Dienstag in Hoffenheim …
Anlässlich der Pokalbegnung des FC Hansa, am vorletzten Dienstag, ging es für mich ins etwa 780 km entfernte Dorf bei Karlsruhe, Hoffenheim. Eigentlich hätte ich an diesem Tage in der Schule sitzen müssen, aber ein Tausch des Unterrichtsplanes machte die Reise möglich. Gegen 8:30 Uhr begann dann die Reise. Die Fahrt verlief recht unspektakulär bis 70 km vor dem Zielort.
Qualm kam aus der Nähe des Motors. Wir ließen den Motor zunächst akühlen, aber auch die fast 30-minütige Pause ermöglichte keine rechtzeitige Anreise. So bekamen wir gegen 17 Uhr Besuch vom ADAC, bei dem zum Glück eine Mitgliedschaft des Fahrers vorlag. Die Diagnose ließ nicht lange auf sich warten und lautete: Wasserpumpe defekt.
Nach einer weiteren Stunde Wartezeit rollte dann auch endlich der Abschlepper an. Mit dem Spiel hatte ich zu diesem Augenblick komplett abgeschlossen. Aber es keimte ein Funke Hoffnung, als die alte Dame beim örtlichen ADAC-Stützpunkt endlich die Tatsachen raus ließ. Eine beschissene Ruhe, welche die Frau an den Tag legte – da wird mir heute noch schlecht! Resultat der Diskussion war dann: Übernachtungen würde bezahlt werden und für zusätzliche 45 EUR stehe ein Miet-Auto zur Verfügung. Meine anderen drei Mitfahrer nahmen die Möglichkeit zur Übernachr´tung wahr.
Aber ich wollte nicht irgendwo da schlafen, sondern EINFACH NUR ZM FUSSBALL!! Aber auch diese Worte sorgte für keine schnellere Abwicklung seitens der ADAC-Beauftragten. 19 Uhr ging es dann mit Auto #2, einem Lupo, wieder auf die Autobahn. Eine halbe Stunde später passierten wir die Abfahrt Sinsheim. So konnte ich dann wenigstens die zweiten 45 Minuten des Spiels sehen. Es waren wohl auch die besseren von beiden, habe ich mir sagen lassen. So sah ich zumindest noch den zwischenzeitlichen Ausgleichstreffer durch Enrico Kern. Der Rest hatten nur leider selten etwas mit Fussball zu tun.
Damit war der sportliche Teil abgeschlossen. Nun ging es zum logistischen Problem, denn irgendwie musste ich es ja noch schaffen nach Satow zu kommen und 8:30 Uhr in Schwerin an der Schulbank zu sitzen. Frei war leider nicht am Mittwoch.

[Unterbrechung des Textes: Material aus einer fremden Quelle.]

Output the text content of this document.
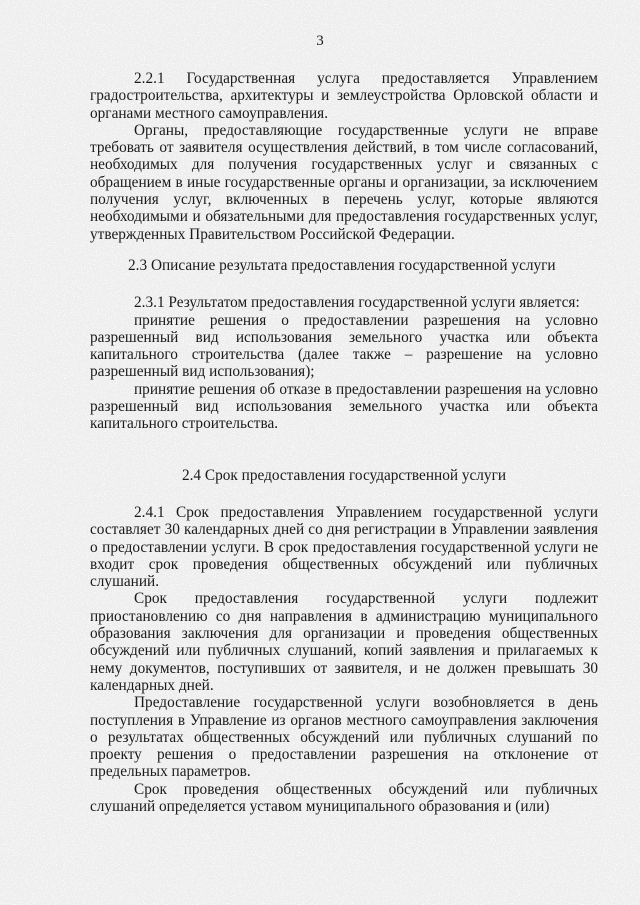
3

2.2.1 Государственная услуга предоставляется Управлением градостроительства, архитектуры и землеустройства Орловской области и органами местного самоуправления.

Органы, предоставляющие государственные услуги не вправе требовать от заявителя осуществления действий, в том числе согласований, необходимых для получения государственных услуг и связанных с обращением в иные государственные органы и организации, за исключением получения услуг, включенных в перечень услуг, которые являются необходимыми и обязательными для предоставления государственных услуг, утвержденных Правительством Российской Федерации.

2.3 Описание результата предоставления государственной услуги

2.3.1 Результатом предоставления государственной услуги является:

принятие решения о предоставлении разрешения на условно разрешенный вид использования земельного участка или объекта капитального строительства (далее также – разрешение на условно разрешенный вид использования);

принятие решения об отказе в предоставлении разрешения на условно разрешенный вид использования земельного участка или объекта капитального строительства.

2.4 Срок предоставления государственной услуги

2.4.1 Срок предоставления Управлением государственной услуги составляет 30 календарных дней со дня регистрации в Управлении заявления о предоставлении услуги. В срок предоставления государственной услуги не входит срок проведения общественных обсуждений или публичных слушаний.

Срок предоставления государственной услуги подлежит приостановлению со дня направления в администрацию муниципального образования заключения для организации и проведения общественных обсуждений или публичных слушаний, копий заявления и прилагаемых к нему документов, поступивших от заявителя, и не должен превышать 30 календарных дней.

Предоставление государственной услуги возобновляется в день поступления в Управление из органов местного самоуправления заключения о результатах общественных обсуждений или публичных слушаний по проекту решения о предоставлении разрешения на отклонение от предельных параметров.

Срок проведения общественных обсуждений или публичных слушаний определяется уставом муниципального образования и (или)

Mit Glück (Danke an Schuppe & Mumps) kam ich im Bus der Fanszene Rostock (www.fanszene-rostock.de) unter. Es war demzufolge abzusehen, dass es wohl sehr schwer werden würde rechtzeitig zu 7 Uhr in Satow zu sein. Vorab: ich schaffte es nicht. Also fuhr ich 7:30 Uhr wieder die A 20 rauf um nach Schwerin zu kommen.
Aber eins noch: bei dem obligatorischen Mc-Doof-Besuch in Gießen (Hansafans haben da eine Vergangenheit) trumpfte die Staatsmacht mal wieder ganz groß auf und holte, so schien es, alle verfügbaren Einheiten heran. Nach dem der Mc-Doof-Restaurantleiter oder wie es sich nennt, die Polizeit verständigte, dass Fussballfans Spielzeug in seiner Lokalität entwendet haben, verging nicht viel Zeit bis sich 24 Ordnungshüter (+3 Zivi’s) bei unserem Bus einfanden. Wenn man sonst nichts zutun hat – Daseinsberechtigung lautet die Devise. Mit Glück ging die Heimfahrt dann 24 Uhr weiter und 7 Uhr verließ ich an der Autobahnabfahrt 12 (ich nenne sie Satow und nicht Kröpelin, Heiko – Boschko – Alex => ihr wisst Bescheid
) den Bus.
Nach einer WUNDERSCHÖNEN Dusche und 2 Nutella-Stullen machte ich mich alleine auf den Weg nach Schwerin. Hier konnte ich dann, mit 10-minütiger Verspärung, am Unterrichtsgeschehen teilnehmen. Schön Dank noch an meine Zivilrechtslehrerin, welche keinen weiteren Stress machte und locker mit den Worten:”Hoffenheim ist ganz schön weit weg, was?!” auf mein Erscheinen reagierte. Danke Frau S aus SN.